Lake Ontario, ON - Michael Gilbertson
My name is Michael Gilbertson, I worked for the IJC from 1988 to 2004 and my final title was Research Manager with the system health work group. Most of my research back in the very early 1970s was on Lake Ontario but actually I worked on Lake Huron, on Georgian Bay, and Lake Erie as well as Lake Ontario.
I was a student in Ireland for 6 years and I did 6 years of research on peregrine falcons and the effects of pesticides. There’s a very small island called Scotch Bonnet Island which is off the southwest corner of Prince Edward County and that was really like my laboratory. That was the island where I studied herring gulls and really did the important piece of research which really indicated that we had dioxins, dioxin like chemicals even though we couldn’t find them at the time.
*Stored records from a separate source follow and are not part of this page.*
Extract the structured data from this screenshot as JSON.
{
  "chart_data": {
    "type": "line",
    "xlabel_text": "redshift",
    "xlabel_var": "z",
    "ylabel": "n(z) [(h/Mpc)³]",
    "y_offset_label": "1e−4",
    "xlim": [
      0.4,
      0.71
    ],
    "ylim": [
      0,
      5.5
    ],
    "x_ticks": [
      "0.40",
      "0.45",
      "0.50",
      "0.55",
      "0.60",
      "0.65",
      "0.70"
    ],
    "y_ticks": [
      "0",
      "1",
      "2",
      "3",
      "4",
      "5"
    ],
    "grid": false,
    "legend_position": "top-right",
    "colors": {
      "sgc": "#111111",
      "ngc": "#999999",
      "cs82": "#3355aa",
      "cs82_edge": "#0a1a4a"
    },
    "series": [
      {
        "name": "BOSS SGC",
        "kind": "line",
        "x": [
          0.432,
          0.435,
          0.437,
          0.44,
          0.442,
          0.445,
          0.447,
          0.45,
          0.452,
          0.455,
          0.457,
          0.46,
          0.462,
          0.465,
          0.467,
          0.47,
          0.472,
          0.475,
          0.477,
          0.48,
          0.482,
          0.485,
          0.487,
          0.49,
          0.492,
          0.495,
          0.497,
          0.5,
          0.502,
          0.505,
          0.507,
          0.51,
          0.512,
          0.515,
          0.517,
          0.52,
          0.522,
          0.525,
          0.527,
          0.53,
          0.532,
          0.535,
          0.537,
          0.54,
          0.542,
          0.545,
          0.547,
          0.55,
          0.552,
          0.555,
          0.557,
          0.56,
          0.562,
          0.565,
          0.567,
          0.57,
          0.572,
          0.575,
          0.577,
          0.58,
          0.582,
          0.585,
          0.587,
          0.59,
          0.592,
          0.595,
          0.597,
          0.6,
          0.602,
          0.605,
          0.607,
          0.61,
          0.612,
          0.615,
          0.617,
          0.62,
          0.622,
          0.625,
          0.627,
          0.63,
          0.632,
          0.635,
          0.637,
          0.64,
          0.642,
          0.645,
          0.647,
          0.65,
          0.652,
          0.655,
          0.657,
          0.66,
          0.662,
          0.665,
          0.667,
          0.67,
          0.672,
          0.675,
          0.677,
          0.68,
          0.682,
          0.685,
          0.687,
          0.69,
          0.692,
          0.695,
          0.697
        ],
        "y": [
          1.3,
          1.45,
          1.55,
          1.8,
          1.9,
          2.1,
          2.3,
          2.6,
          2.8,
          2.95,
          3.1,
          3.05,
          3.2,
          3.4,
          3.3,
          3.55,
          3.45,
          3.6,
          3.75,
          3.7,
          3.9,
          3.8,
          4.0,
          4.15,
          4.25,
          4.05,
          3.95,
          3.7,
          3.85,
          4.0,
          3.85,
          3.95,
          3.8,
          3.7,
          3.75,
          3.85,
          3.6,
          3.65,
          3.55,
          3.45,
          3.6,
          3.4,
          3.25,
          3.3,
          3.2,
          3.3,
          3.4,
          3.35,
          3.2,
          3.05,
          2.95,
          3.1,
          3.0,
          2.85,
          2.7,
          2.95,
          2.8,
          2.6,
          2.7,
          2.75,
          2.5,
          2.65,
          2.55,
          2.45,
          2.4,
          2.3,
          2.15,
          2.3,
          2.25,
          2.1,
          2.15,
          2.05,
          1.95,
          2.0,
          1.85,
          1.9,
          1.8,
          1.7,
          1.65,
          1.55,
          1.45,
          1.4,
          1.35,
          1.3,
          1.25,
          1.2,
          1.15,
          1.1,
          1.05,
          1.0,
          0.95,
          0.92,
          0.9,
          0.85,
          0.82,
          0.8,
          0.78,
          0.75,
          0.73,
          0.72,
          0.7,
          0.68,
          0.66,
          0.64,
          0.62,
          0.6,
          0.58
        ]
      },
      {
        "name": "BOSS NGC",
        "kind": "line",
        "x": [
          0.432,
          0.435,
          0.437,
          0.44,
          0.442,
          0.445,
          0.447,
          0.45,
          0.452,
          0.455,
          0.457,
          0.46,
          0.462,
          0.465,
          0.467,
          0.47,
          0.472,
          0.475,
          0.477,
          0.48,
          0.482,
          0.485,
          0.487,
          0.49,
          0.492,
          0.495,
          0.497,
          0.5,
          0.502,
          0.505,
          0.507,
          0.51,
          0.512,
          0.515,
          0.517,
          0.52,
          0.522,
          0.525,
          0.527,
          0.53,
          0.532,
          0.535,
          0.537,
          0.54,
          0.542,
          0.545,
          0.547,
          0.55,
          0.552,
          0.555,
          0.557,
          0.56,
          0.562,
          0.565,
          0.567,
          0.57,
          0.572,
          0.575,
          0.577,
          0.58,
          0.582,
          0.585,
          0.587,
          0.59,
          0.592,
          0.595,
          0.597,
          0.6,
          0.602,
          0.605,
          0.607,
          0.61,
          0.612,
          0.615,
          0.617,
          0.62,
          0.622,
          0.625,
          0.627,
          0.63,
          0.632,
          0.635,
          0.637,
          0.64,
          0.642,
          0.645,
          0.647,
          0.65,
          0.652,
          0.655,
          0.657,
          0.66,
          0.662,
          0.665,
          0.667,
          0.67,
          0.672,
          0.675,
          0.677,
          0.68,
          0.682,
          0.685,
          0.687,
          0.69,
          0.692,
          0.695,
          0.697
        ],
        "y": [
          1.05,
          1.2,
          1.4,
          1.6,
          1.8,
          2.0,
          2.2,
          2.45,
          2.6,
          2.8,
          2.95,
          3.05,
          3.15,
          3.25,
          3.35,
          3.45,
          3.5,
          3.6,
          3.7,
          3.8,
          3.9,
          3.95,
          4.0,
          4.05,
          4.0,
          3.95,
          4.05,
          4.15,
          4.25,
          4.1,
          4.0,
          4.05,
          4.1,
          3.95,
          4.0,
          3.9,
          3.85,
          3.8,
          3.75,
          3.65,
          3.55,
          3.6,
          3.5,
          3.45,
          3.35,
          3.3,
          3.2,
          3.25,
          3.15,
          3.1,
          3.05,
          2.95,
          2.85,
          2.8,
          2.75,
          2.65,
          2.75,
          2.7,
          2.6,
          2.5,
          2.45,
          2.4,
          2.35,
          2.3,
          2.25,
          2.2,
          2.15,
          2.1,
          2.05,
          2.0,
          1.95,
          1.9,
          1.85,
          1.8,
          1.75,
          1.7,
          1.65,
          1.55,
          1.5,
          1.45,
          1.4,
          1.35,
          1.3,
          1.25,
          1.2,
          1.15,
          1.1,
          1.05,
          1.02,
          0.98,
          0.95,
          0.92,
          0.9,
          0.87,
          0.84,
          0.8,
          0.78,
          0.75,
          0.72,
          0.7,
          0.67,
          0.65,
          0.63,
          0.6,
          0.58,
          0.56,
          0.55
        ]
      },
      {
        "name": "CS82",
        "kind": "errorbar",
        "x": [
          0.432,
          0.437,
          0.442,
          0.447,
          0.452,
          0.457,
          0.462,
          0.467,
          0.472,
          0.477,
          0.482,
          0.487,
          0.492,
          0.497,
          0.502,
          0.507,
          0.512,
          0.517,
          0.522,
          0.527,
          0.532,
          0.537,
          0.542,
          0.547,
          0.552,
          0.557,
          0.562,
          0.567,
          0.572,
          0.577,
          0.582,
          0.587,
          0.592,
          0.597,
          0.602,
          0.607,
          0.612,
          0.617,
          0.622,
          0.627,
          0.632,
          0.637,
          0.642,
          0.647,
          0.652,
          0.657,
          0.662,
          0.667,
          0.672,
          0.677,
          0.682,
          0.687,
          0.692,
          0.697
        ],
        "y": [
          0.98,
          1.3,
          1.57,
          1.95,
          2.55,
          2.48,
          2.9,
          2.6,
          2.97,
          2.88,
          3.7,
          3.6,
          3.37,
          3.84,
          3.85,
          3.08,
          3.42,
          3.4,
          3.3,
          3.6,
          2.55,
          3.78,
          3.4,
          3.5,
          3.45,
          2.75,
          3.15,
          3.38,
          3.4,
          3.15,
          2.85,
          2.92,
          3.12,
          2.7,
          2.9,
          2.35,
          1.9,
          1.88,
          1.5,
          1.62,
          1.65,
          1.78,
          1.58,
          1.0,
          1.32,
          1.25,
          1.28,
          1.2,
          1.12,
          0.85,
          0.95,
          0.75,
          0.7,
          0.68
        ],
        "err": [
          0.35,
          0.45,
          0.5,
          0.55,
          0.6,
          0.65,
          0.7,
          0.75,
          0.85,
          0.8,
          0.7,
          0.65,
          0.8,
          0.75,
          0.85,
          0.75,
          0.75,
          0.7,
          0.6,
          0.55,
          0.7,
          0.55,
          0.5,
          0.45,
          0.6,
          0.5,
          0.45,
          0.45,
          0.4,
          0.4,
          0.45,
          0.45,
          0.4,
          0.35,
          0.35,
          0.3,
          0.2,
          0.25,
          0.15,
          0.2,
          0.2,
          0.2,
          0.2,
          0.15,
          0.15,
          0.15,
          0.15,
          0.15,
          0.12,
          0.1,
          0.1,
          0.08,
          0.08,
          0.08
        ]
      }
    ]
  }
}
I thought ‘well, if we’ve got a problem of toxicology in the Great Lakes, I’ll see it manifested in the fish-eating birds breeding on the island’, actually in Hamilton Harbour which is a pretty scuzzy place to do any research.
What I found was not only very poor reproductive success, most of the eggs died the levels of chemicals were so high. I found that the chicks, both inside the eggs and also hatched out had a very high incidence of deformities, things like twisted beaks, missing eyes, duplicated feet, that kind of thing. That started of the big forensic toxicology study that finally ended with chemicals like dioxins and really understanding how those chemicals had caused these very serious effects.